Nach den Wahlen in Jugoslawien

Demoskopen an die Macht

Eigentlich ist der Vorwurf unglaublich. Das Regime Slobodan Milosevics, so hieß es schon vor Wochen von Washington bis Berlin, weigere sich beharrlich, unabhängige Beobachter für die jugoslawischen Wahlen zuzulassen. Unabhängige Beobachter? Das wären aus Sicht der Balkan-Berater in den westlichen Staatskanzleien Typen vom Schlage eines William Walker, der vor anderthalb Jahren die zivile OSZE-Mission im Kosovo anführte. So weit ging die Unabhängigkeit des Ex-CIA-Mannes, dass sich USA, EU und Nato im März 1999 gezwungen sahen, nicht nur das Kosovo, sondern ganz Jugoslawien mit einem dreimonatigen Bombenhagel zu belegen. Nichts weiter als die rasche Einführung direkter Demokratie, würde mancher Diplomat wahrscheinlich heute noch demokratietheoretische Gründe anführen, um das Unternehmen zu verteidigen.

Die Methoden der Milosevic-Clique seien an dieser Stelle einmal nicht erwähnt, ist über die Drangsalierung Oppositioneller und den immer asozialeren Charakter des jugoslawischen Entwicklungsmodells seit Milosevics Aufstieg zum Chef der serbischen Kommunisten 1986 doch schon so viel geschrieben worden. Attraktiv ist dessen nationales Mangelmodell vielleicht noch für die Bewohner der Bahamas, die sich um epochale Ereignisse wie das Ende der Systemkonkurrenz nie scheren mussten.
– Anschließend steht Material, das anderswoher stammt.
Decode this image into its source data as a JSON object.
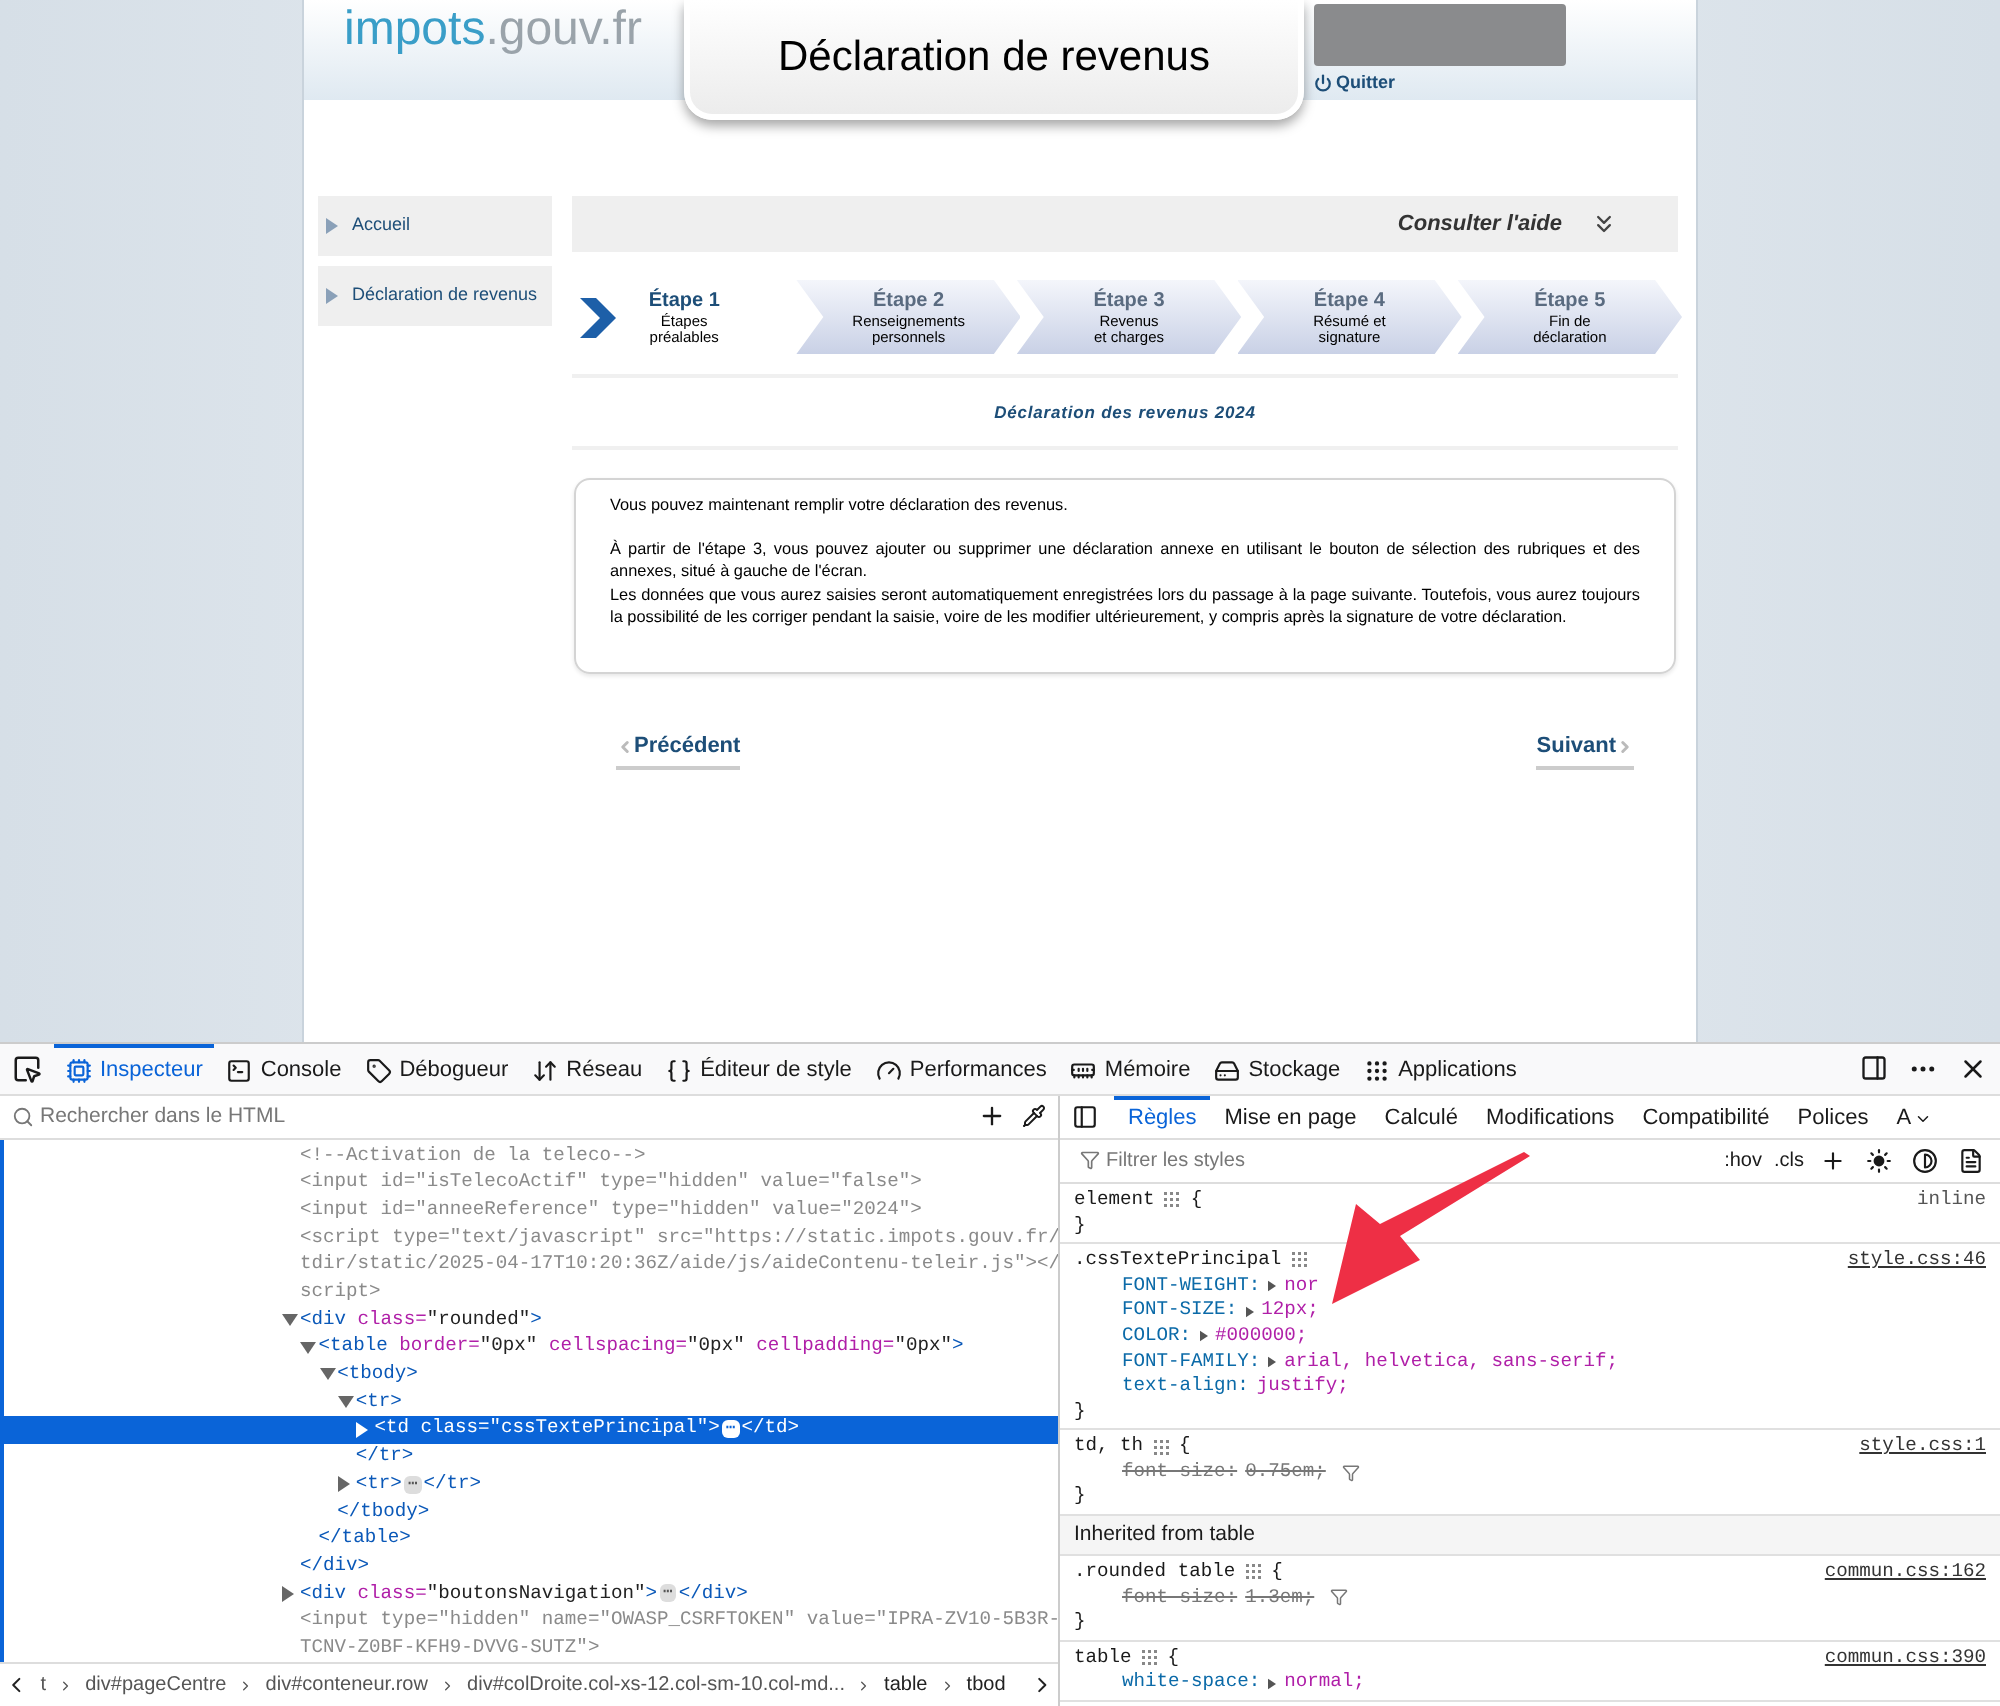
{
  "page": {
    "logo": {
      "main": "impots",
      "domain": ".gouv.fr"
    },
    "title": "Déclaration de revenus",
    "quit": "Quitter",
    "sidebar": [
      {
        "label": "Accueil"
      },
      {
        "label": "Déclaration de revenus"
      }
    ],
    "help": "Consulter l'aide",
    "steps": [
      {
        "title": "Étape 1",
        "lines": [
          "Étapes",
          "préalables"
        ],
        "selected": true
      },
      {
        "title": "Étape 2",
        "lines": [
          "Renseignements",
          "personnels"
        ],
        "selected": false
      },
      {
        "title": "Étape 3",
        "lines": [
          "Revenus",
          "et charges"
        ],
        "selected": false
      },
      {
        "title": "Étape 4",
        "lines": [
          "Résumé et",
          "signature"
        ],
        "selected": false
      },
      {
        "title": "Étape 5",
        "lines": [
          "Fin de",
          "déclaration"
        ],
        "selected": false
      }
    ],
    "section_title": "Déclaration des revenus 2024",
    "blocks": [
      [
        "Vous pouvez maintenant remplir votre déclaration des revenus."
      ],
      [
        "À partir de l'étape 3, vous pouvez ajouter ou supprimer une déclaration annexe en utilisant le bouton de sélection des rubriques et des annexes, situé à gauche de l'écran.",
        "Les données que vous aurez saisies seront automatiquement enregistrées lors du passage à la page suivante. Toutefois, vous aurez toujours la possibilité de les corriger pendant la saisie, voire de les modifier ultérieurement, y compris après la signature de votre déclaration."
      ]
    ],
    "previous": "Précédent",
    "next": "Suivant"
  },
  "devtools": {
    "tools": [
      {
        "label": "Inspecteur",
        "kind": "inspector",
        "selected": true
      },
      {
        "label": "Console",
        "kind": "console",
        "selected": false
      },
      {
        "label": "Débogueur",
        "kind": "debugger",
        "selected": false
      },
      {
        "label": "Réseau",
        "kind": "network",
        "selected": false
      },
      {
        "label": "Éditeur de style",
        "kind": "style",
        "selected": false
      },
      {
        "label": "Performances",
        "kind": "performance",
        "selected": false
      },
      {
        "label": "Mémoire",
        "kind": "memory",
        "selected": false
      },
      {
        "label": "Stockage",
        "kind": "storage",
        "selected": false
      },
      {
        "label": "Applications",
        "kind": "applications",
        "selected": false
      }
    ],
    "search_placeholder": "Rechercher dans le HTML",
    "markup": [
      {
        "text": "<!--Activation de la teleco-->",
        "kind": "line",
        "dimmed": true,
        "selected": false
      },
      {
        "text": "<input id=\"isTelecoActif\" type=\"hidden\" value=\"false\">",
        "kind": "line",
        "dimmed": true,
        "selected": false
      },
      {
        "text": "<input id=\"anneeReference\" type=\"hidden\" value=\"2024\">",
        "kind": "line",
        "dimmed": true,
        "selected": false
      },
      {
        "text": "<script type=\"text/javascript\" src=\"https://static.impots.gouv.fr/",
        "kind": "line",
        "dimmed": true,
        "selected": false
      },
      {
        "text": "tdir/static/2025-04-17T10:20:36Z/aide/js/aideContenu-teleir.js\"></",
        "kind": "line",
        "dimmed": true,
        "selected": false
      },
      {
        "text": "script>",
        "kind": "line",
        "dimmed": true,
        "selected": false
      },
      {
        "text": "<div class=\"rounded\">",
        "kind": "node",
        "expanded": true,
        "dimmed": false,
        "selected": false,
        "children": [
          {
            "text": "<table border=\"0px\" cellspacing=\"0px\" cellpadding=\"0px\">",
            "kind": "node",
            "expanded": true,
            "dimmed": false,
            "selected": false,
            "children": [
              {
                "text": "<tbody>",
                "kind": "node",
                "expanded": true,
                "dimmed": false,
                "selected": false,
                "children": [
                  {
                    "text": "<tr>",
                    "kind": "node",
                    "expanded": true,
                    "dimmed": false,
                    "selected": false,
                    "children": [
                      {
                        "text": "<td class=\"cssTextePrincipal\">",
                        "badge": "⋯",
                        "close": "</td>",
                        "kind": "node",
                        "expanded": false,
                        "dimmed": false,
                        "selected": true
                      }
                    ]
                  },
                  {
                    "text": "</tr>",
                    "kind": "line",
                    "dimmed": false,
                    "selected": false
                  },
                  {
                    "text": "<tr>",
                    "badge": "⋯",
                    "close": "</tr>",
                    "kind": "node",
                    "expanded": false,
                    "dimmed": false,
                    "selected": false
                  }
                ]
              },
              {
                "text": "</tbody>",
                "kind": "line",
                "dimmed": false,
                "selected": false
              }
            ]
          },
          {
            "text": "</table>",
            "kind": "line",
            "dimmed": false,
            "selected": false
          }
        ]
      },
      {
        "text": "</div>",
        "kind": "line",
        "dimmed": false,
        "selected": false
      },
      {
        "text": "<div class=\"boutonsNavigation\">",
        "badge": "⋯",
        "close": "</div>",
        "kind": "node",
        "expanded": false,
        "dimmed": false,
        "selected": false
      },
      {
        "text": "<input type=\"hidden\" name=\"OWASP_CSRFTOKEN\" value=\"IPRA-ZV10-5B3R-",
        "kind": "line",
        "dimmed": true,
        "selected": false
      },
      {
        "text": "TCNV-Z0BF-KFH9-DVVG-SUTZ\">",
        "kind": "line",
        "dimmed": true,
        "selected": false
      }
    ],
    "breadcrumbs": [
      "t",
      "div#pageCentre",
      "div#conteneur.row",
      "div#colDroite.col-xs-12.col-sm-10.col-md...",
      "table",
      "tbod"
    ],
    "side_tabs": [
      {
        "label": "Règles",
        "selected": true
      },
      {
        "label": "Mise en page",
        "selected": false
      },
      {
        "label": "Calculé",
        "selected": false
      },
      {
        "label": "Modifications",
        "selected": false
      },
      {
        "label": "Compatibilité",
        "selected": false
      },
      {
        "label": "Polices",
        "selected": false
      },
      {
        "label": "A",
        "selected": false
      }
    ],
    "filter_placeholder": "Filtrer les styles",
    "hov": ":hov",
    "cls": ".cls",
    "rules": [
      {
        "kind": "rule",
        "selector": "element",
        "brace": "{",
        "source": "inline",
        "close": "}"
      },
      {
        "kind": "rule",
        "selector": ".cssTextePrincipal",
        "source": "style.css:46",
        "close": "}",
        "declarations": [
          {
            "prop": "FONT-WEIGHT:",
            "value": "nor",
            "expandable": true,
            "overridden": false
          },
          {
            "prop": "FONT-SIZE:",
            "value": "12px;",
            "expandable": true,
            "overridden": false
          },
          {
            "prop": "COLOR:",
            "value": "#000000;",
            "expandable": true,
            "overridden": false
          },
          {
            "prop": "FONT-FAMILY:",
            "value": "arial, helvetica, sans-serif;",
            "expandable": true,
            "overridden": false
          },
          {
            "prop": "text-align:",
            "value": "justify;",
            "expandable": false,
            "overridden": false
          }
        ]
      },
      {
        "kind": "rule",
        "selector": "td, th",
        "brace": "{",
        "source": "style.css:1",
        "close": "}",
        "declarations": [
          {
            "prop": "font-size:",
            "value": "0.75em;",
            "expandable": false,
            "overridden": true
          }
        ]
      },
      {
        "kind": "header",
        "selector": "Inherited from table"
      },
      {
        "kind": "rule",
        "selector": ".rounded table",
        "brace": "{",
        "source": "commun.css:162",
        "close": "}",
        "declarations": [
          {
            "prop": "font-size:",
            "value": "1.3em;",
            "expandable": false,
            "overridden": true
          }
        ]
      },
      {
        "kind": "rule",
        "selector": "table",
        "brace": "{",
        "source": "commun.css:390",
        "declarations": [
          {
            "prop": "white-space:",
            "value": "normal;",
            "expandable": true,
            "overridden": false
          }
        ]
      }
    ]
  }
}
Für Linke besitzt es so viel Anziehungskraft wie eine Mitgliedschaft in der Jungen Union.

Sicherlich, Milosevics Bürokraten haben westlichen Beobachtern den Zugang zu Wahllokalen in Serbien verwehrt. Bei den Beteuerungen von Unmik-Chef Kouchner jedoch, der Wahlgang vom Sonntag sei von den Behörden manipuliert worden, handelt es sich aus anderem Grund um eine Lüge. Der Sieger stand für Clinton, Chirac und Blair schon fest, da hatte Milosevic noch gar keine Wahlen ausgerufen. Spätestens seit Schröders Diktum vom Juli, das serbische »Ermächtigungsgesetz« mache die Wahlen automatisch ungültig, musste der Verlierer in den Augen des Westens unwiderruflich Milosevic heißen. Freie, gleiche und geheime Wahlen hin oder her.
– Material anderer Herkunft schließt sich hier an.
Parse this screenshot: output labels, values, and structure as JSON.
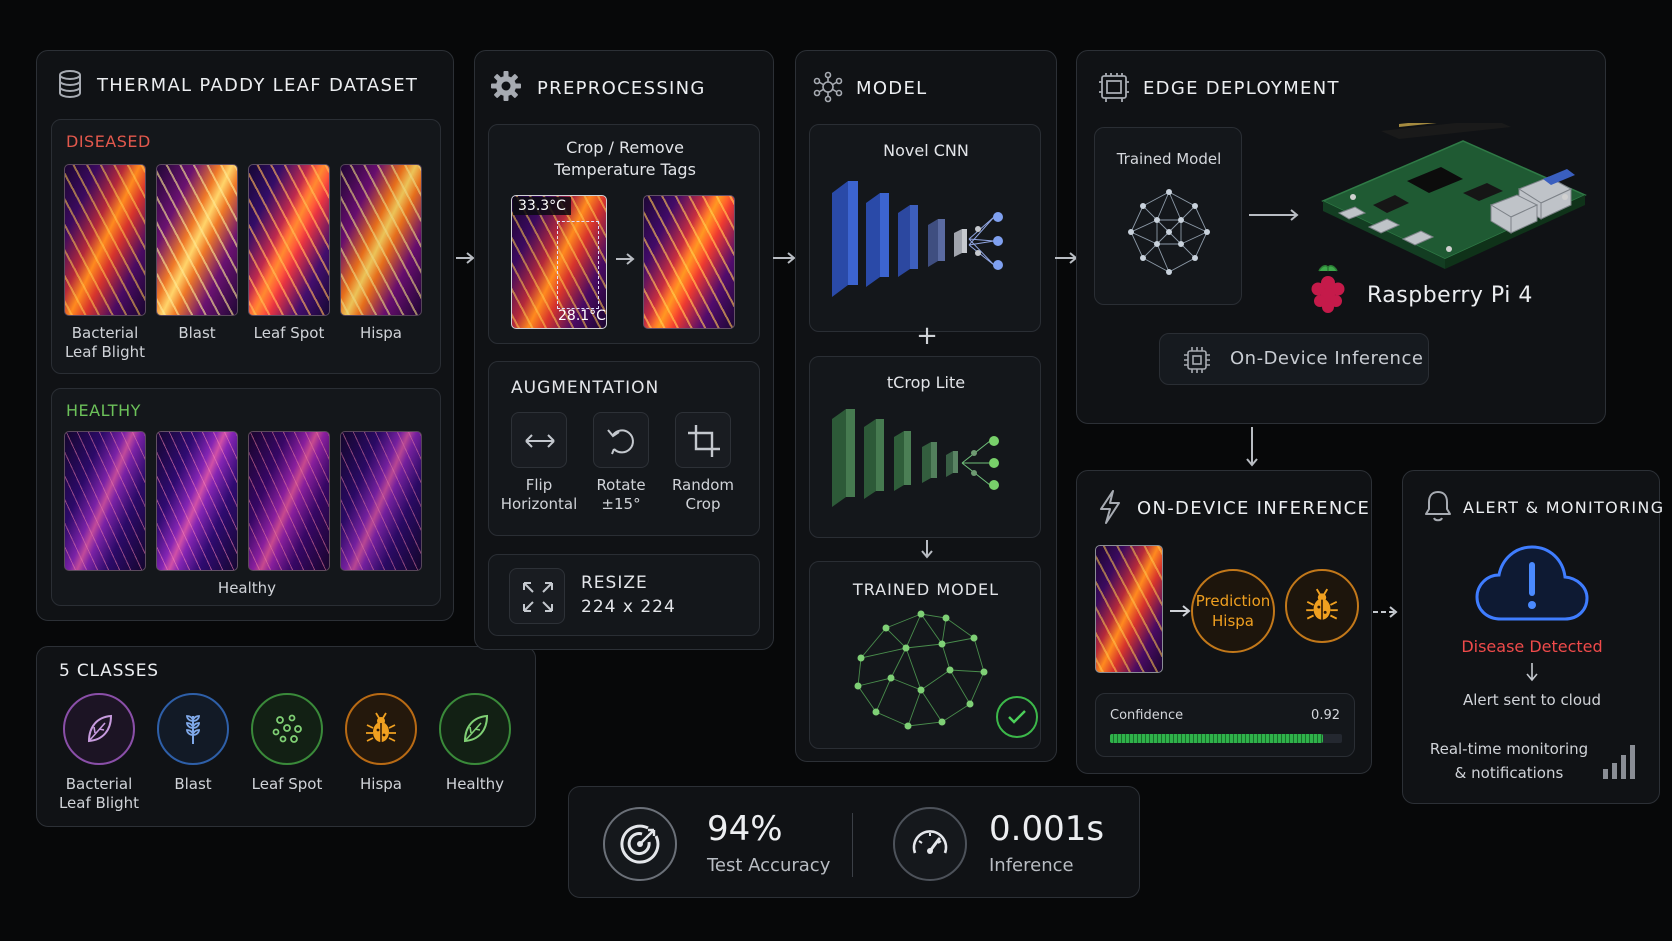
{
  "dataset": {
    "title": "THERMAL PADDY LEAF DATASET",
    "diseased_label": "DISEASED",
    "diseased": [
      "Bacterial\nLeaf Blight",
      "Blast",
      "Leaf Spot",
      "Hispa"
    ],
    "healthy_label": "HEALTHY",
    "healthy_caption": "Healthy"
  },
  "classes": {
    "title": "5 CLASSES",
    "items": [
      "Bacterial\nLeaf Blight",
      "Blast",
      "Leaf Spot",
      "Hispa",
      "Healthy"
    ]
  },
  "preprocessing": {
    "title": "PREPROCESSING",
    "crop_title": "Crop / Remove\nTemperature Tags",
    "temp_high": "33.3°C",
    "temp_low": "28.1°C",
    "augmentation_title": "AUGMENTATION",
    "aug": [
      "Flip\nHorizontal",
      "Rotate\n±15°",
      "Random\nCrop"
    ],
    "resize_title": "RESIZE",
    "resize_value": "224 x 224"
  },
  "model": {
    "title": "MODEL",
    "cnn_title": "Novel CNN",
    "plus": "+",
    "tcrop_title": "tCrop Lite",
    "trained_title": "TRAINED MODEL"
  },
  "edge": {
    "title": "EDGE DEPLOYMENT",
    "trained_model": "Trained Model",
    "device": "Raspberry Pi 4",
    "inference_btn": "On-Device Inference"
  },
  "inference": {
    "title": "ON-DEVICE INFERENCE",
    "prediction_label": "Prediction",
    "prediction_value": "Hispa",
    "confidence_label": "Confidence",
    "confidence_value": "0.92",
    "confidence": 0.92
  },
  "alert": {
    "title": "ALERT & MONITORING",
    "detected": "Disease Detected",
    "sent": "Alert sent to cloud",
    "monitoring": "Real-time monitoring\n& notifications"
  },
  "metrics": {
    "accuracy_value": "94%",
    "accuracy_label": "Test Accuracy",
    "inference_value": "0.001s",
    "inference_label": "Inference"
  },
  "colors": {
    "diseased": "#e2584c",
    "healthy": "#6cc25a",
    "accent_orange": "#f0a020",
    "alert_red": "#ef4a4a",
    "cloud_blue": "#3f7dff",
    "progress_green": "#2fb24a"
  }
}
Die Aufwertung serbischer Hobby-Demoskopen zu Garanten der Demokratie hat System, seitdem der kurze Aufbruch der serbischen Opposition im Sommer 1999 wieder einmal an der Geduld Milosevics gescheitert war. So unverhohlen, wie EU, USA und Uno jetzt auf dem Sieg des Milosevic-Herausforderers Kostunica beharrten, ohne auch nur den Anschein zu erwecken, die amtlichen Endergebnisse hätten für den Wahlausgang irgendeine Relevanz, so dreist ist die Behauptung, ihre eigenen Zahlen entstammten unabhängigen Quellen. Wenn man der Propaganda aus Brüssel oder Berlin Glauben schenkte, dürfte es diese in Belgrad ohnehin nicht mehr geben.

Das Problem bei den Wahlen am Sonntag waren daher nicht die fehlenden ausländischen Beobachter im Land, sondern die Tatsache, dass Jugoslawien von obskuren Observatoren im Ausland geradezu umzingelt war. Frei nach dem Motto, dass Wahlen, die nichts ändern, zwar nicht verboten, aber eben auch nicht anerkannt werden, haben Uno, EU und USA so eine ganz neue Art demokratischer Willensbildung etabliert. Das Brüsseler Vorgehen, die Vergabe von EU-Krediten abhängig zu machen von der Abwahl Milosevics, erscheint wie ein Aufruf zur freien Jagd auf den Belgrader Staatschef. Und Europa zahlt das Kopfgeld.